Whether you consider them "mixable" depends on what society presides in what country. If you have a group of homogeneous people (people who are the same), then their views of religion can become an effective governing device. Japan, for instance, has a unitary political system which is effective because they are not as diverse as America.
In the US, religion and politics cannot match. This is because there is a wide variety of people who believe in different religions, and even people who don't believe in religion at all. If the system doesn't represent all of them, then the system doesn't work. But say in certain areas in the middle east, a theocratic system has helped them organize better than democracies.
@mortimer".......in certain areas in the middle east, a theocratic system has helped them organize better than democracies."

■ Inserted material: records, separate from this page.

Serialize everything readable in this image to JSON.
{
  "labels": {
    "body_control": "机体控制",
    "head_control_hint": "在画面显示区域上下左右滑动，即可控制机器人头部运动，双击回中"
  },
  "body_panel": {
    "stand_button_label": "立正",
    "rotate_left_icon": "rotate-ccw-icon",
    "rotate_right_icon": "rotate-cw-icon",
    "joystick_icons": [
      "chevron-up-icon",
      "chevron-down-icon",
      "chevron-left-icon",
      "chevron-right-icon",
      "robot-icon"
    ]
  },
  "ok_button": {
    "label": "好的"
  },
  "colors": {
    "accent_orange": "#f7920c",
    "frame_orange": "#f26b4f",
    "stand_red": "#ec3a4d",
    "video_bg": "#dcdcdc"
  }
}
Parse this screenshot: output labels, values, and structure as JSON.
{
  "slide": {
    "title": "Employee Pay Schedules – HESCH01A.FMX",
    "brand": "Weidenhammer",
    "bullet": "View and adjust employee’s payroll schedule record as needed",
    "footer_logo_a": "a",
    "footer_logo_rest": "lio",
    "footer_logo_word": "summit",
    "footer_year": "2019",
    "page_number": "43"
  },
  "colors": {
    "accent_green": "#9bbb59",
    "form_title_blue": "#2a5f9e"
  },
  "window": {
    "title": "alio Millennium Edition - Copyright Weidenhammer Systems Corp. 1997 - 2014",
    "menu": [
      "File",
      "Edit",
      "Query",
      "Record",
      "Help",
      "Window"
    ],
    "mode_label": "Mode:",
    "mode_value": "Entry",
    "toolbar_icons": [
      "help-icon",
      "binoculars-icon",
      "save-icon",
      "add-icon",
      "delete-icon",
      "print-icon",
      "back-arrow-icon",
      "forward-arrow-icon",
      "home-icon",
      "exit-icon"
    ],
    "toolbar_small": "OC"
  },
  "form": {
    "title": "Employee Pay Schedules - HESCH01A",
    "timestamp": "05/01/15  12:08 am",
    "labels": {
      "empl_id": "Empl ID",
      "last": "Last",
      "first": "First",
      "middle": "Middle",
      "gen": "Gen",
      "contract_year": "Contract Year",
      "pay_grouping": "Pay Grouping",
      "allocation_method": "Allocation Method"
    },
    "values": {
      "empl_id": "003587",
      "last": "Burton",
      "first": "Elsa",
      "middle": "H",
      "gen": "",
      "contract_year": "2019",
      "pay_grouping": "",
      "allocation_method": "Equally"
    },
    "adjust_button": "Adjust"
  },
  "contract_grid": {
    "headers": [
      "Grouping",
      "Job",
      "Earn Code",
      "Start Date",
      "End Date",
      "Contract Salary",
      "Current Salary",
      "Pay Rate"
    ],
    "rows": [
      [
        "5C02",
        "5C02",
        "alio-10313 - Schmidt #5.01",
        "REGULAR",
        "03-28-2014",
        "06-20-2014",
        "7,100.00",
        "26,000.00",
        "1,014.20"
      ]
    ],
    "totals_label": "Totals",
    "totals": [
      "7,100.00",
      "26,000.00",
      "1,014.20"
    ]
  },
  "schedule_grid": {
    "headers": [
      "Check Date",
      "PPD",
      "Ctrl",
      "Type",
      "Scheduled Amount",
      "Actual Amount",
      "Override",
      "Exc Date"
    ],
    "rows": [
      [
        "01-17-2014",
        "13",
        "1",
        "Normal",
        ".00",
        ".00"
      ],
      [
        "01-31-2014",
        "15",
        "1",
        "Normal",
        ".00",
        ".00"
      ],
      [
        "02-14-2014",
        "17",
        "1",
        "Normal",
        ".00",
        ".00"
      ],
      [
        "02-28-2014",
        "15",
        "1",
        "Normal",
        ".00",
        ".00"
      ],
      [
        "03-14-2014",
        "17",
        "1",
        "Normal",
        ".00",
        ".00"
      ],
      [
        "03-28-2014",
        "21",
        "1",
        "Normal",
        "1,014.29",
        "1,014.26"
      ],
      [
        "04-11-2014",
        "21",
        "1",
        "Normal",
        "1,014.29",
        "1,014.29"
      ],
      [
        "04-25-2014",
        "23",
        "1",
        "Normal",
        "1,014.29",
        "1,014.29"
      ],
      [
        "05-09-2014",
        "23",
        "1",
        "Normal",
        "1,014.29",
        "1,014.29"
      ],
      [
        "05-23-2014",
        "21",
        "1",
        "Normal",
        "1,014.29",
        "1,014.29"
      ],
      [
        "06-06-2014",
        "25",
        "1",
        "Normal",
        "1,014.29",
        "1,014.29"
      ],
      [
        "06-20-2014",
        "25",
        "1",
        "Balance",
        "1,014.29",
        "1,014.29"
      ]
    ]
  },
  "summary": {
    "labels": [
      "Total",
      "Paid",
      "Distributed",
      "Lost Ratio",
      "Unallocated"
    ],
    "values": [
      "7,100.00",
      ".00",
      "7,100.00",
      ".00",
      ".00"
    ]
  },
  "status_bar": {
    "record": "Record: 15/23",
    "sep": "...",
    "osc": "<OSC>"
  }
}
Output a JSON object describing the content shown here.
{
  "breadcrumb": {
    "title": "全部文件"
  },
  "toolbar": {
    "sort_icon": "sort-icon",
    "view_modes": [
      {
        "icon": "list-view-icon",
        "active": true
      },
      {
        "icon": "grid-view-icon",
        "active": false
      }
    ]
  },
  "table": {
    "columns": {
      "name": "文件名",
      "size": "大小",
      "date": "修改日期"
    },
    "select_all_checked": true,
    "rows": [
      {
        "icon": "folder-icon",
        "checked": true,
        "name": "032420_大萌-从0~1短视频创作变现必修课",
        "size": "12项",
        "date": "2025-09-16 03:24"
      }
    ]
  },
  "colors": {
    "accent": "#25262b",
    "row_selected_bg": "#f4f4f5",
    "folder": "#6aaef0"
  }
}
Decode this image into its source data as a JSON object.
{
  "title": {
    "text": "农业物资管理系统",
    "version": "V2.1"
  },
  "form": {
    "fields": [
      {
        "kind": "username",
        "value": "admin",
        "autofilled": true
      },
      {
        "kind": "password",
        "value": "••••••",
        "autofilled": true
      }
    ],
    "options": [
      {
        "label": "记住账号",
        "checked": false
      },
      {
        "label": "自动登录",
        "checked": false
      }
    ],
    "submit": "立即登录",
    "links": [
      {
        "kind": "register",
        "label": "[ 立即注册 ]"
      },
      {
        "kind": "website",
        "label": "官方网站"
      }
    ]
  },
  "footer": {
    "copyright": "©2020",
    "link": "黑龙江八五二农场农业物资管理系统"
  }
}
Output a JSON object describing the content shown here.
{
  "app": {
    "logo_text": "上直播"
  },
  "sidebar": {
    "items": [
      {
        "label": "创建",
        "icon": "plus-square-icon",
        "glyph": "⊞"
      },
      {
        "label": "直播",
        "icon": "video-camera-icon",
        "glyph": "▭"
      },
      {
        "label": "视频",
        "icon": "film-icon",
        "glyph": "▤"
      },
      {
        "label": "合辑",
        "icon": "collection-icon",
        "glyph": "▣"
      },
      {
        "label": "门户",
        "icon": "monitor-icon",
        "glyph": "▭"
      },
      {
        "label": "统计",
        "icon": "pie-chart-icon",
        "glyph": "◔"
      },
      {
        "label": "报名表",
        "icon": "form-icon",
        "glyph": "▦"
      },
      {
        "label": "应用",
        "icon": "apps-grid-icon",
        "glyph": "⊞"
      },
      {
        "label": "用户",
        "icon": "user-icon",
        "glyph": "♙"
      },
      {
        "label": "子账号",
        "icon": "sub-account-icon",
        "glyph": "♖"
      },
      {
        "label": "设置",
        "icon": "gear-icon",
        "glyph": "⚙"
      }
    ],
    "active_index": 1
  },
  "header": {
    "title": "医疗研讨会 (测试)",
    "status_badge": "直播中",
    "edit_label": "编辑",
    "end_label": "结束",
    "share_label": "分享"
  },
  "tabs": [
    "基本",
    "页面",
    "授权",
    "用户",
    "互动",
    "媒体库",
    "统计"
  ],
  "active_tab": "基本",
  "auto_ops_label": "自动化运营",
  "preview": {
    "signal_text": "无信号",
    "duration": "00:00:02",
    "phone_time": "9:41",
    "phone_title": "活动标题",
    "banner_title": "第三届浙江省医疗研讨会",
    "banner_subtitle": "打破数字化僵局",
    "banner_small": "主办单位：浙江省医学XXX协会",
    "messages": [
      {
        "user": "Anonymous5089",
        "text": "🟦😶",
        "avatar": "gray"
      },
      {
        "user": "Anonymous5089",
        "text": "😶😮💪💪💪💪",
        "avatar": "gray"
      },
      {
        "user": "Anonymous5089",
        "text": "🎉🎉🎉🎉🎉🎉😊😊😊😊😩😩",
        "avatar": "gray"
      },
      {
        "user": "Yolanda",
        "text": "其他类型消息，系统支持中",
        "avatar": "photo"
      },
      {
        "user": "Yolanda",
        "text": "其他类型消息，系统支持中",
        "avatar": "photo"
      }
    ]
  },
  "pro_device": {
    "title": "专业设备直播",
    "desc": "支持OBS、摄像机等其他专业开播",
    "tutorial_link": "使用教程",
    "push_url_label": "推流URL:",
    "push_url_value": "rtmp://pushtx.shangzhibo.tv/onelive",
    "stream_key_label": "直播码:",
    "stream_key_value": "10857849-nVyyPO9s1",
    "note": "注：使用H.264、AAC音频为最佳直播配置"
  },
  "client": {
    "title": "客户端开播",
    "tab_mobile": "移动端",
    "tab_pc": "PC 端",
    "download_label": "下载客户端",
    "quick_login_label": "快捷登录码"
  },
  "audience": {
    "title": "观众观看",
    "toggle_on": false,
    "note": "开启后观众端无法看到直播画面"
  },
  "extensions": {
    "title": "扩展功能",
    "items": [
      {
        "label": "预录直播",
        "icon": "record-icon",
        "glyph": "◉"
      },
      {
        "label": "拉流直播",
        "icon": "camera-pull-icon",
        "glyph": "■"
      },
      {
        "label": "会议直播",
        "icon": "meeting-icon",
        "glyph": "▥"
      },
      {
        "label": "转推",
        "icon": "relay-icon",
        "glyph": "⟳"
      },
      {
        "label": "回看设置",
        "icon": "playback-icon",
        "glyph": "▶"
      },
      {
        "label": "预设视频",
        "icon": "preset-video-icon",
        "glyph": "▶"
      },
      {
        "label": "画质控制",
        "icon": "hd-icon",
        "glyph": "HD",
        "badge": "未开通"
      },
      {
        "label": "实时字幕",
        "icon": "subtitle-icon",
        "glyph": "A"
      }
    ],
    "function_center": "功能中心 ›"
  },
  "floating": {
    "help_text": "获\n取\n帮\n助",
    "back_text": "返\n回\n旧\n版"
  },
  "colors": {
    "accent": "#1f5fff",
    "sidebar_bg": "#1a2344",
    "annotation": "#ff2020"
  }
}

The statement is only true if the governing theocracies that you are referring to serves the general well being of the people. No matter how effectively organized a theocratic government is, if it only serves the purpose of those that are running that government , then it is no better than say a dictatorship, or a monarchy, or feudalism.
However flawed a democratic form of government is, it is still preferrable because it is based on the concept of "mutual/reciprocal consent".
Since religion and politics are both man made, they need to be seperate. We don't need politicians who stiffle progress because of their personal religious belief such as gay marrfiage, stem cell research, etc.
Would you list abortion under the heading of progress?
The meaning of marriage have been necessarily reset or revised because of current societal and cultural realities. So long as gay marriage does not lead to secular/spiritual devolution, then I suppose it will be in humanity's future.
Ethical/Moral considerations, should always guide our decissions to use research as a venue for the advancement of human dignity, be it in the field of medicine, arts, politics, entertainment, and business.